Call it a bit of a mid life crisis, but as a 40 something, rapidly hurtling towards 50, I find myself often pre occupied with thoughts about what will happen to me when I’m in my twighlight years, especially in relation to health and care. I live in hope that one sunday night, after a fabulous weekend spent with my children and grandchildren, my wife and I will curl up in bed in spoons, and peacefully pass away in our sleep. I know, totally unrealistic. But one can dream…
The Panorama program on Monday the 23rd of April featured the plight of elderly care, specifically the case of a care home resident with dimentia – I didn’t watch it; I didn’t really want to. I’m fully aware of the decline in standards around elderly care. And please, don’t give me any of that “it’s no worse than it was 40 years ago, its just reported more” crap.
But after picking up that that the program was on, it prompted me to finally get this blog post out there, which I’ve been meaning to write for some time. You see, I believe that despite politicians/journalists/do gooders best (or worst) efforts, there will be no substantial change in care of the elderly especially, or in general terms across the health service. Even with our growing elderly population, the current issues are not being addressed by the existing solutions, and neither are they likely to be. There is only one thing that will make a difference. You and me. Or to put it another way, our emerging social connectivity.

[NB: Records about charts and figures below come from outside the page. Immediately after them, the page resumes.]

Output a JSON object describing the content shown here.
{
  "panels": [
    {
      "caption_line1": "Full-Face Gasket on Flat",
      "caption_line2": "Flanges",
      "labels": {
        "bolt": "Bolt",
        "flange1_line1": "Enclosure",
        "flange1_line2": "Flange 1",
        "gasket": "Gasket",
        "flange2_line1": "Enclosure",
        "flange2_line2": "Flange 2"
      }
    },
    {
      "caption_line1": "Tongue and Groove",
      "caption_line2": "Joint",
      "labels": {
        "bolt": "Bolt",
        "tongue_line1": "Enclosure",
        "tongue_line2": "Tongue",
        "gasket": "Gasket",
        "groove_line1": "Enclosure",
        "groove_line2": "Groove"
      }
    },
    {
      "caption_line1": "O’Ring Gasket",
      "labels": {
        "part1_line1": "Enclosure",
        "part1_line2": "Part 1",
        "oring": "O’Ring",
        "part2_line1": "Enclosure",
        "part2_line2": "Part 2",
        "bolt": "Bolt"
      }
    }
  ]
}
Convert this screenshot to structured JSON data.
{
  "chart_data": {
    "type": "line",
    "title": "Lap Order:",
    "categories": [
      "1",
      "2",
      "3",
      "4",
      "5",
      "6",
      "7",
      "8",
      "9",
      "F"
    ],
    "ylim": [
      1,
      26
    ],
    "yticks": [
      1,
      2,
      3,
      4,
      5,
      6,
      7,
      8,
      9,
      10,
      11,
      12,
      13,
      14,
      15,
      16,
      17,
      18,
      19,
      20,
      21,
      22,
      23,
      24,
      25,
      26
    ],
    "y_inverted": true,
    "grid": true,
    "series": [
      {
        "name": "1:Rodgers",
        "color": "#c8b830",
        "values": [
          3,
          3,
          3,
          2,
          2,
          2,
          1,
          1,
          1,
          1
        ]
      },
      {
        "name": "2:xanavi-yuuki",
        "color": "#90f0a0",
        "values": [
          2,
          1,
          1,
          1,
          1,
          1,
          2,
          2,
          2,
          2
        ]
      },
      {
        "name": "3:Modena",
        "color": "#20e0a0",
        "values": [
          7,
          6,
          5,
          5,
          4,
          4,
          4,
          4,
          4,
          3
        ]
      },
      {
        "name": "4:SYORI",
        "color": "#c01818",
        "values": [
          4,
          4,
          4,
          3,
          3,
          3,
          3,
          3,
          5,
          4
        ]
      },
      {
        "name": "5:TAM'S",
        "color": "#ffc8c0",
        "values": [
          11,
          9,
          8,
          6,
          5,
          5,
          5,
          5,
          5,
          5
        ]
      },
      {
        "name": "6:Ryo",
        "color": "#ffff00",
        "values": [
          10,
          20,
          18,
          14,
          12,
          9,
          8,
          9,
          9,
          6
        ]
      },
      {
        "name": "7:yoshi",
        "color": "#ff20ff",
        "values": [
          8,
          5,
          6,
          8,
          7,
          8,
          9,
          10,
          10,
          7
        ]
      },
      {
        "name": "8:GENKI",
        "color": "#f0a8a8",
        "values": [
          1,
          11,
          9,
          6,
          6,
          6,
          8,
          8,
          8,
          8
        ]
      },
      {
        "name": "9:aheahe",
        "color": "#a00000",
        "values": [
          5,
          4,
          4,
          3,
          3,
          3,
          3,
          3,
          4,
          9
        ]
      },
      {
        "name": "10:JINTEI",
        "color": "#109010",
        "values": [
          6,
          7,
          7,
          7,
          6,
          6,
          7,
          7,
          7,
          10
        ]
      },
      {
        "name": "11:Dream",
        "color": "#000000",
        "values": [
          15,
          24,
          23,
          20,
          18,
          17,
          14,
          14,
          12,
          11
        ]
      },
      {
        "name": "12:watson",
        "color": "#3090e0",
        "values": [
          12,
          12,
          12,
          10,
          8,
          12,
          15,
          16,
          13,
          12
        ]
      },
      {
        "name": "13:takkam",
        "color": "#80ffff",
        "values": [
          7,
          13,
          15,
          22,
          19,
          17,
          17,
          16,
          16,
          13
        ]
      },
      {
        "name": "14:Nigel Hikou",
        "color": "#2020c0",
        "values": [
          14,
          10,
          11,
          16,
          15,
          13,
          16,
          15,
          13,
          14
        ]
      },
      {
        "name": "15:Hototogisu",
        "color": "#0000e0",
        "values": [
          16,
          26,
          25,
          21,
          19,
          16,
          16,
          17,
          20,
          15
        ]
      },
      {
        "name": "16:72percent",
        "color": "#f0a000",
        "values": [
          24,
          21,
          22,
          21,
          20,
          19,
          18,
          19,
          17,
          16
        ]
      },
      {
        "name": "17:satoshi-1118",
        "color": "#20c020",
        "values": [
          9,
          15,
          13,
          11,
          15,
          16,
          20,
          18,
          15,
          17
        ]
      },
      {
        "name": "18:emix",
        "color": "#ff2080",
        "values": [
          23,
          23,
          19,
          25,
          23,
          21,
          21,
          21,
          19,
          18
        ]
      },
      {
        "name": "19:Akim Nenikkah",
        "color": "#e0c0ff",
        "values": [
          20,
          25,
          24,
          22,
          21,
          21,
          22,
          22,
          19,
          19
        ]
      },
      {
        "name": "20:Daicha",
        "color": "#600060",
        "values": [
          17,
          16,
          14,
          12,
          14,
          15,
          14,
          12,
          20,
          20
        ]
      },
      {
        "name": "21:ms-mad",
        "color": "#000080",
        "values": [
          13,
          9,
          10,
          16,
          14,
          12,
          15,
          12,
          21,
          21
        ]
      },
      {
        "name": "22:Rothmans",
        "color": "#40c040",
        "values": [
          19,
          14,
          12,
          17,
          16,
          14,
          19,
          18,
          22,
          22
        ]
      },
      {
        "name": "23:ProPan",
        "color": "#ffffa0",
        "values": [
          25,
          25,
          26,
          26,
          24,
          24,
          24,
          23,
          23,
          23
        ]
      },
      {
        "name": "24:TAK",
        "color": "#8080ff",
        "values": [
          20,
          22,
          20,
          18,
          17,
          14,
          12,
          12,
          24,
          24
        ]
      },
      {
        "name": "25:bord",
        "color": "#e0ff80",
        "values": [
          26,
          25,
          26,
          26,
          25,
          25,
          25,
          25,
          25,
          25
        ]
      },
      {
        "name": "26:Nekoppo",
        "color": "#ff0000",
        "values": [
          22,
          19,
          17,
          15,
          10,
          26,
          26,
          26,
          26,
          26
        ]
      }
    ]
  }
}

You see the appalling treatment that is going on right now, inside some dodgy old folks home or even right on the wards of our most admired hospitals goes largely unreported simply because the “customer” – the elderly or infirm in this case – don’t have a voice. More pertinently, they don’t have their own voice. Before the internet, companies could treat customers really badly and get away with it. Not any more. There is a growing social stage on which companies, their products and services are being held to account. The same is happening for employees, but thats another blog.
However, there remains a huge proportion of largely elderly folk who are almost completely unconnected – to the internet, let alone socially. And whilst we complain about the dodgy wireless connectivity in our cafes and bars, its non existent in hospitals and care homes. But I wonder how long for?
At some point, in a few years, there is a good chance that someone like me will be in elderly care. Assuming that, unlike the lady in the documentary, I’m reasonably in control of my faculties and haven’t been stripped of all personal responsibility, I will be connected. And I won’t be alone. How long before we see tweets, mentions, wall posts or whatever it will be then, that look like this:
“I’ve been sitting in my own excrement for 4 hours. #degrading #help”
“OMG i think I’ve just been sexually assaulted by the duty nurse”
“apparently I’m not allowed out of the building despite my doctor saying walks are essential for my recovery”
This seems completely alien to me right now. But I don’t think, in the long term, they will be. And I reckon that when it starts to happen, the elderly care sector particularly could collapse – or at least the companies within it that are currently operating on the borderline or beyond in terms of ethical and moral activity will do.
Personally, I want to see the elderly, and the patient sector at large have a voice. Until they do, programmes like Panorama will come and go, and nothing will change.